Para emprender esta película, Bergman convocó a una buena parte de sus actores favoritos, incluyendo a la inspiradora Liv Ullman y a la sobrecogedora Ingrid Thulin, quienes aquí, encarnando a Karin y Maria, tienen una confrontación escénica que sirve de eje para sostener las pasiones turbulentas de una auténtica danza emocional. No es menos impactante la actuación de otra de sus actrices de cabecera: Harriet Andersson, quien se escuece del dolor de tal forma que nos presiona el pecho como espectadores. Además, también está presente el muy versátil Erland Josephson, otro frecuente en la filmografía de Bergman, quien interpreta al cálido doctor David. Con este elenco que conoce casi como una extensión de sí mismo, el prodigioso director sueco construye un espectáculo lleno de matices para la observación y la escucha. Para la narración utiliza la voz de la misma Agnes como narradora, contando en gran parte el trasfondo de esta familia que se encuentra en este punto lleno de pena. Después, utiliza las diferentes voces de las protagonistas, para que cada una presente su testimonio de la situación y las derivaciones que implica internamente, incluyendo la voz de la querida y leal Anna. Bergman marca estos testimonios con contraluces para el inicio y el final, enmarcados en una propuesta fotográfica llena de zonas de luz que en muchas ocasiones definen por completo la existencia de los personajes en el espacio. La cámara fluye de forma especialmente ligera, casi como si nos pusiera en la posición de un ente que recorre esta gran casona, prefiriendo siempre el montaje sobre el plano, la recomposición sin el corte de edición, con un trazo escénico impecable en cada instante. Los detalles, los primeros planos y los fondos como de teatro guiñol están presentes aquí dentro de todo el impresionante desarrollo de un diseño de producción lleno de rojos y arabescos floridos, con trajes esplendorosos que sirven de fondo a unas pieles casi perceptibles, a unas miradas que parecen surgir de ese mismo entorno para invitarnos, para integrarnos a este entorno tan atrayente y al mismo tiempo tan violento. Los amaneceres y los atardeceres son permanentes, como una representación de los ciclos que aquí se abren y cierran de forma casi dictatorial, sin tener en cuenta las tribulaciones de estas mujeres intensas, expuestas, llenas de vida y muerte.

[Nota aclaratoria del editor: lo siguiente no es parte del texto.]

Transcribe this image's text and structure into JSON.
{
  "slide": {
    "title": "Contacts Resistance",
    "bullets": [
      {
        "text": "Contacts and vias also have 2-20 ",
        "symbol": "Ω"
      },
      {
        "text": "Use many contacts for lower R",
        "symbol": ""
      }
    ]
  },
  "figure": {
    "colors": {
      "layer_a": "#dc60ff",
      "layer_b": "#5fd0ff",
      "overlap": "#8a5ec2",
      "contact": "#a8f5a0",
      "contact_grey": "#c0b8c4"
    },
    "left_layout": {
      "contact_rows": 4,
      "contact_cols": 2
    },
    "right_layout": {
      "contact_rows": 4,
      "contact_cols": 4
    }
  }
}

Después de haber expresado sus ideas con respecto a la existencia y el mundo durante las décadas anteriores, con ‘Gritos y susurros’, Bergman entro a una década prolífica cinematográficamente expresando lo más personal de su propia humanidad, de su mirada única como artista. Se puede decir que gradualmente empezó a recogerse sobre sí mismo, en una contemplación intensa de su existencia.